Psychoanalysts incorporated Freud’s theories on the subconscious. They created treatments based on hour-long therapy sessions.

Hollywood in particular embraced these treatments. Just think of films like Hitchcock’s Spellbound. Clichéd portrayals of therapists influenced an entire generation.

The downside was that it created an atmosphere of exclusivity. It seemed as though only the rich had the means to deal with mental health issues. The poor and the severely ill were left to fend for themselves.

The era of asylums, then, is long over, but society still struggles to treat those who need more intensive care because of their illness.

A common way to treat mental illness involves a combination of therapy and medication. The idea is to balance brain chemistry and to keep patients attuned to their situation.

However, there are often issues with discharging patients.

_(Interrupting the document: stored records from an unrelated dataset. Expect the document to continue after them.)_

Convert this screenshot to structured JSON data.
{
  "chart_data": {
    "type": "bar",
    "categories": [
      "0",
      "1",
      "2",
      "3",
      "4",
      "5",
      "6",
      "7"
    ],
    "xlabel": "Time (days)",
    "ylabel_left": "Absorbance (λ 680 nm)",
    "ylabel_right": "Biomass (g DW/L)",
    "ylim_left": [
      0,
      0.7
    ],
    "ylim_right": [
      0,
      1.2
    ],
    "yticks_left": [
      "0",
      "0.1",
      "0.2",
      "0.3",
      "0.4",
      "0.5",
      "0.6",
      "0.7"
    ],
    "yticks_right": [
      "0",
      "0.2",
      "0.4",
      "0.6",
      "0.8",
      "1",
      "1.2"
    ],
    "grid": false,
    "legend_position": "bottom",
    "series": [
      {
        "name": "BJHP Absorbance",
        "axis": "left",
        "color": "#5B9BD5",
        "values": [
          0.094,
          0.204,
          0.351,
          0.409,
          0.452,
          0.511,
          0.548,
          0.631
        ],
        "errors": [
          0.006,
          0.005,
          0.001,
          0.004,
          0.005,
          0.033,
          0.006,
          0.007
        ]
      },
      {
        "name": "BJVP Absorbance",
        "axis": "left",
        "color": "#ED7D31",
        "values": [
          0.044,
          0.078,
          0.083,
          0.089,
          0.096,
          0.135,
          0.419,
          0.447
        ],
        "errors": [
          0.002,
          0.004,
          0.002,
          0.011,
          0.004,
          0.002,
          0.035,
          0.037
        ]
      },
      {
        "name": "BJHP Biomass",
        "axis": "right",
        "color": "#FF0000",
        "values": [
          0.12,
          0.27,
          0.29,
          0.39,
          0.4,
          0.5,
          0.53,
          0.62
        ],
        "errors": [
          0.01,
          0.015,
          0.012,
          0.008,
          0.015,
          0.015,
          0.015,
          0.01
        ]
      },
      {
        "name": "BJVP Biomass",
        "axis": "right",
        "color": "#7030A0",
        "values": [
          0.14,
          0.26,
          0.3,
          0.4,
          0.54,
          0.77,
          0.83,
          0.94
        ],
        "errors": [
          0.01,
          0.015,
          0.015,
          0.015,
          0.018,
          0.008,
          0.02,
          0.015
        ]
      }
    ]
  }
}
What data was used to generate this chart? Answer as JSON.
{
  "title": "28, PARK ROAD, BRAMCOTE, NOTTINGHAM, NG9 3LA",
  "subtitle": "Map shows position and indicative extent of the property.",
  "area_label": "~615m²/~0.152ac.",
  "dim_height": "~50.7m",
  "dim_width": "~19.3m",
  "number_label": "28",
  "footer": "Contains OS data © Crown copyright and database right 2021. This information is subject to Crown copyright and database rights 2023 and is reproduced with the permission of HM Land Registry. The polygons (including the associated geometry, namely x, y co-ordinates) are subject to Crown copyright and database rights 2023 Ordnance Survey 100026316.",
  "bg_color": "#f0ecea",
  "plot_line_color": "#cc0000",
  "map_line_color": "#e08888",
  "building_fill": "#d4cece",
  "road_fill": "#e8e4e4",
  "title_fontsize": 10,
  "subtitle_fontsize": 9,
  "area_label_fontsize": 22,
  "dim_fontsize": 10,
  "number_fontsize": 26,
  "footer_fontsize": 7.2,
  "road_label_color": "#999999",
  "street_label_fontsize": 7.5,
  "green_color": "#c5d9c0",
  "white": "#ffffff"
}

Responsibility for care often falls to families who are ill-equipped to deal with the needs of those with chronic mental illness.

Some end up on the streets or imprisoned without supervision. Undoubtedly, the closing of the asylums was a great achievement, but it also resulted in many people falling through the cracks or being left without care or a home.

For instance, in 2006 it was estimated that 24 percent of inmates in US prisons met criteria to be classified as having psychotic disorders. In France, the estimate was 12,000 out of every 63,000 inmates.

There is much to be improved when it comes to treatment of those with mental illness. Clearly, the story is far from over.

In Review: Madness in Civilization Book Summary

The key message in this book:

“Madness” is part of the human experience. The history of how society deals with “madness” and mental health issues has, however, been less than glorious. People experiencing mental health problems were often pushed to the fringes of society, and even today their problems are largely ignored by politics and the media. But when immersing yourself in the history of so-called madness, you’ll find that those dealing with mental illness deserve assistance from society and shouldn’t be pushed out of it.